Sandy Nairne, Director of the National Portrait Gallery, London, says: ‘Grayson Perry makes fascinating and sometimes provocative portraits, and these brilliantly unconventional portraits will sit alongside the National Portrait Gallery’s collection as part of an excellent collaboration with Channel 4.’
Winner of the 2003 Turner prize, Grayson Perry is one of Britain’s best-known contemporary artists. He works with traditional media; ceramics, cast iron, bronze, printmaking and tapestry and is interested in how each historic category of object accrues over time’s intellectual and emotional baggage.
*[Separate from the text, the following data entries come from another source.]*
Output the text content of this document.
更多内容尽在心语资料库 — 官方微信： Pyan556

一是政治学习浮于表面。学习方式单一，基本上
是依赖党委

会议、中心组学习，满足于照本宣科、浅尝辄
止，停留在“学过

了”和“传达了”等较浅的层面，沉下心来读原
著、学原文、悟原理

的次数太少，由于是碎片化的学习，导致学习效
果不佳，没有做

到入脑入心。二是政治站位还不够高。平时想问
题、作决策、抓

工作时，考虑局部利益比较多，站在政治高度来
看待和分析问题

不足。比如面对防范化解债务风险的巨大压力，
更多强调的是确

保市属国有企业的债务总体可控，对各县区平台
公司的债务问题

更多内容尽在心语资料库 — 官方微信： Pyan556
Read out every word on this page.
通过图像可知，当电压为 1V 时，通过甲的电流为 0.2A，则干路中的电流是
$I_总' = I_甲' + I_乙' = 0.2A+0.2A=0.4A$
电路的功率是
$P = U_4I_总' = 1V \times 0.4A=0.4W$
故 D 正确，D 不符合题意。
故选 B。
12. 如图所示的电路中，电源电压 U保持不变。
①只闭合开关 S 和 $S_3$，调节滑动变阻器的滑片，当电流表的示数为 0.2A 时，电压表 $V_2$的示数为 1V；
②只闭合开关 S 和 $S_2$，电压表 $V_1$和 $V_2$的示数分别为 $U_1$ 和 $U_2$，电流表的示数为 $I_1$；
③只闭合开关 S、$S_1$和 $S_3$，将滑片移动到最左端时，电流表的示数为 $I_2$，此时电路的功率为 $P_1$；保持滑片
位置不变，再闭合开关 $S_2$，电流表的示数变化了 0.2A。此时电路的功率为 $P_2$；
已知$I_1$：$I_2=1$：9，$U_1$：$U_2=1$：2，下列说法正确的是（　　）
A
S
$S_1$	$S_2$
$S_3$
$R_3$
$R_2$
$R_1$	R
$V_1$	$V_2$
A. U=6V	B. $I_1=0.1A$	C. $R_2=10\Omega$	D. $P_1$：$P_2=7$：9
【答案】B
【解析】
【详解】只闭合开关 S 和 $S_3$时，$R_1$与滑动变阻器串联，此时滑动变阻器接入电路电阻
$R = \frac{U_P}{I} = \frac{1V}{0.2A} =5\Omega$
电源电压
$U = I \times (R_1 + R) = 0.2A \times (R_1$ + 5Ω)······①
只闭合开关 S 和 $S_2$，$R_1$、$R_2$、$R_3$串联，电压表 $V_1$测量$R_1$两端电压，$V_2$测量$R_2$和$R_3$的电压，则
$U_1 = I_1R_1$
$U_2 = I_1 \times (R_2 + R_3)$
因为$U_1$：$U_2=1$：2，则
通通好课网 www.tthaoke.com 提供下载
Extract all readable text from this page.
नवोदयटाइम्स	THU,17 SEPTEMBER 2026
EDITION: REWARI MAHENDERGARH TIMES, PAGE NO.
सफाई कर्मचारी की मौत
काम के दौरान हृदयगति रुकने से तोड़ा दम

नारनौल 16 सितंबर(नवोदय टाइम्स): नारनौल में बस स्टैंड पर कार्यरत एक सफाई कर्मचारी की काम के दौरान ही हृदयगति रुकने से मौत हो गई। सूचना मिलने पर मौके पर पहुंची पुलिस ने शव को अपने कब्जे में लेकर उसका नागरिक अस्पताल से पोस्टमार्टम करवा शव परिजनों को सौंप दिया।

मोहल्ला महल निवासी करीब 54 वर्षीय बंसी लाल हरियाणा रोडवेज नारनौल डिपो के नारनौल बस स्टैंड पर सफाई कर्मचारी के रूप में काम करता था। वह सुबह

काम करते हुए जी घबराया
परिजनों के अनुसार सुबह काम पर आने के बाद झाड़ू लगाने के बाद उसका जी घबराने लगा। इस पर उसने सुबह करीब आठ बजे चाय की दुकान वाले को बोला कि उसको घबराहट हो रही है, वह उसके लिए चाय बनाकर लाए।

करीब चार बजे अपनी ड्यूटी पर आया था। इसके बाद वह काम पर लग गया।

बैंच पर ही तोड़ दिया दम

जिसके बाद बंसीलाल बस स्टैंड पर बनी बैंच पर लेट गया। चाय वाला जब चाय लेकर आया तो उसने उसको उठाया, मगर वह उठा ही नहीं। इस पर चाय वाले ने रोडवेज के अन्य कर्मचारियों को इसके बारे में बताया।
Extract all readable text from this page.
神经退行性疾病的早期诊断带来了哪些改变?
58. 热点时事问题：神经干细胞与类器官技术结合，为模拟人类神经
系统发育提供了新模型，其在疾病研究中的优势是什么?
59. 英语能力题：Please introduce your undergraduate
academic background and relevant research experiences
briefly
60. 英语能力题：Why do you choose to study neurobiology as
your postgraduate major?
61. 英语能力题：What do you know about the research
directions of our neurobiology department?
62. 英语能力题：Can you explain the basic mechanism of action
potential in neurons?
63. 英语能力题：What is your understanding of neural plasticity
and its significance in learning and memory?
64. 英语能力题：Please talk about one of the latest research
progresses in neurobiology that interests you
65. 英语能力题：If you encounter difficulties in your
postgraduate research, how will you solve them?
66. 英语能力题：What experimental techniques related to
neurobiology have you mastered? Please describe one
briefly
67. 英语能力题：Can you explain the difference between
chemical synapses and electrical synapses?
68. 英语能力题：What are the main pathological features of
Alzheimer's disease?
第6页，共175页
Grayson Perry is a great chronicler of contemporary life, drawing viewers in with beauty, wit, affecting sentiment and nostalgia as well as fear and anger. His hard-hitting and exquisitely crafted works reference his own childhood and life as a transvestite while also engaging with wider social issues from class and politics to sex and religion. Grayson Perry has had major solo exhibitions nationally and internationally including the critically acclaimed Tomb of the Unknown Craftsman at the British Museum. His monumental suite of tapestries The Vanity of Small Differences, which were inspired by his BAFTA winning Channel 4 series: In the Best Possible Taste, are currently on a national and international tour led by the Arts Council Collection and British Council. In June 2013 he was awarded a CBE in the Queen’s Birthday Honours List. Grayson Perry is represented by Victoria Miro Gallery, London.